In fact, this may be one of the things that the left and the right can still agree on, or at least (for differing motivations) cannot effectively mount an argument against. Margaret Thatcher, Condoleezza Rice, Indira Gandhi, Martha Stewart, female soldiers in combat, and a few female serial killers along the way hardly counter Woolf’s assertions, which evidently, when examined in context, concern power, rather than nature. Which of course is neither here nor there.
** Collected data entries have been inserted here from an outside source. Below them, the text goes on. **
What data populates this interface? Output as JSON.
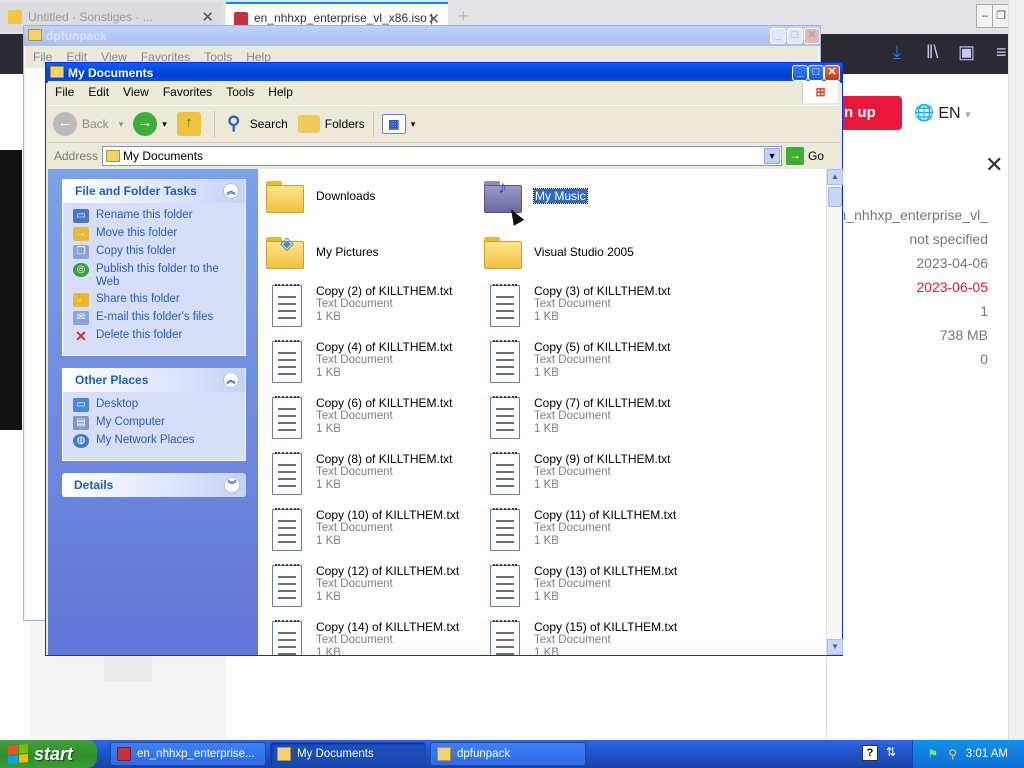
{
  "browser": {
    "tabs": [
      {
        "label": "Untitled · Sonstiges · ...",
        "active": false
      },
      {
        "label": "en_nhhxp_enterprise_vl_x86.iso |",
        "active": true
      }
    ],
    "signup_label": "n up",
    "language": "EN",
    "details_values": [
      {
        "value": "en_nhhxp_enterprise_vl_",
        "highlight": false
      },
      {
        "value": "not specified",
        "highlight": false
      },
      {
        "value": "2023-04-06",
        "highlight": false
      },
      {
        "value": "2023-06-05",
        "highlight": true
      },
      {
        "value": "1",
        "highlight": false
      },
      {
        "value": "738 MB",
        "highlight": false
      },
      {
        "value": "0",
        "highlight": false
      }
    ],
    "accent_red": "#e8173c"
  },
  "dpfun": {
    "title": "dpfunpack",
    "menu": [
      "File",
      "Edit",
      "View",
      "Favorites",
      "Tools",
      "Help"
    ]
  },
  "mydocs": {
    "title": "My Documents",
    "menu": [
      "File",
      "Edit",
      "View",
      "Favorites",
      "Tools",
      "Help"
    ],
    "toolbar": {
      "back_label": "Back",
      "search_label": "Search",
      "folders_label": "Folders"
    },
    "address": {
      "label": "Address",
      "value": "My Documents",
      "go_label": "Go"
    },
    "tasks": {
      "file_folder": {
        "title": "File and Folder Tasks",
        "items": [
          "Rename this folder",
          "Move this folder",
          "Copy this folder",
          "Publish this folder to the Web",
          "Share this folder",
          "E-mail this folder's files",
          "Delete this folder"
        ]
      },
      "other_places": {
        "title": "Other Places",
        "items": [
          "Desktop",
          "My Computer",
          "My Network Places"
        ]
      },
      "details": {
        "title": "Details"
      }
    },
    "folders": [
      {
        "name": "Downloads",
        "icon": "folder-icon",
        "selected": false
      },
      {
        "name": "My Music",
        "icon": "music-folder-icon",
        "selected": true
      },
      {
        "name": "My Pictures",
        "icon": "pictures-folder-icon",
        "selected": false
      },
      {
        "name": "Visual Studio 2005",
        "icon": "folder-icon",
        "selected": false
      }
    ],
    "files": [
      {
        "name": "Copy (2) of KILLTHEM.txt",
        "type": "Text Document",
        "size": "1 KB"
      },
      {
        "name": "Copy (3) of KILLTHEM.txt",
        "type": "Text Document",
        "size": "1 KB"
      },
      {
        "name": "Copy (4) of KILLTHEM.txt",
        "type": "Text Document",
        "size": "1 KB"
      },
      {
        "name": "Copy (5) of KILLTHEM.txt",
        "type": "Text Document",
        "size": "1 KB"
      },
      {
        "name": "Copy (6) of KILLTHEM.txt",
        "type": "Text Document",
        "size": "1 KB"
      },
      {
        "name": "Copy (7) of KILLTHEM.txt",
        "type": "Text Document",
        "size": "1 KB"
      },
      {
        "name": "Copy (8) of KILLTHEM.txt",
        "type": "Text Document",
        "size": "1 KB"
      },
      {
        "name": "Copy (9) of KILLTHEM.txt",
        "type": "Text Document",
        "size": "1 KB"
      },
      {
        "name": "Copy (10) of KILLTHEM.txt",
        "type": "Text Document",
        "size": "1 KB"
      },
      {
        "name": "Copy (11) of KILLTHEM.txt",
        "type": "Text Document",
        "size": "1 KB"
      },
      {
        "name": "Copy (12) of KILLTHEM.txt",
        "type": "Text Document",
        "size": "1 KB"
      },
      {
        "name": "Copy (13) of KILLTHEM.txt",
        "type": "Text Document",
        "size": "1 KB"
      },
      {
        "name": "Copy (14) of KILLTHEM.txt",
        "type": "Text Document",
        "size": "1 KB"
      },
      {
        "name": "Copy (15) of KILLTHEM.txt",
        "type": "Text Document",
        "size": "1 KB"
      }
    ]
  },
  "taskbar": {
    "start_label": "start",
    "buttons": [
      {
        "label": "en_nhhxp_enterprise...",
        "active": false
      },
      {
        "label": "My Documents",
        "active": true
      },
      {
        "label": "dpfunpack",
        "active": false
      }
    ],
    "clock": "3:01 AM"
  }
}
Putting aside all obvious arguments against her particular manner of speaking, every generation has regarded the last generation’s feminist strategies as dryly puritanical and no fun. But it is highly suspect, and politically derivative, that Sontag would call on such statements, and such a rich intellectual tradition, when in fact she is no more interested in exploring or aligning herself with a gendered critique of international diplomacy than she ever was. It might be opportunism if there were anything to gain by joining the losing team after the game’s long over.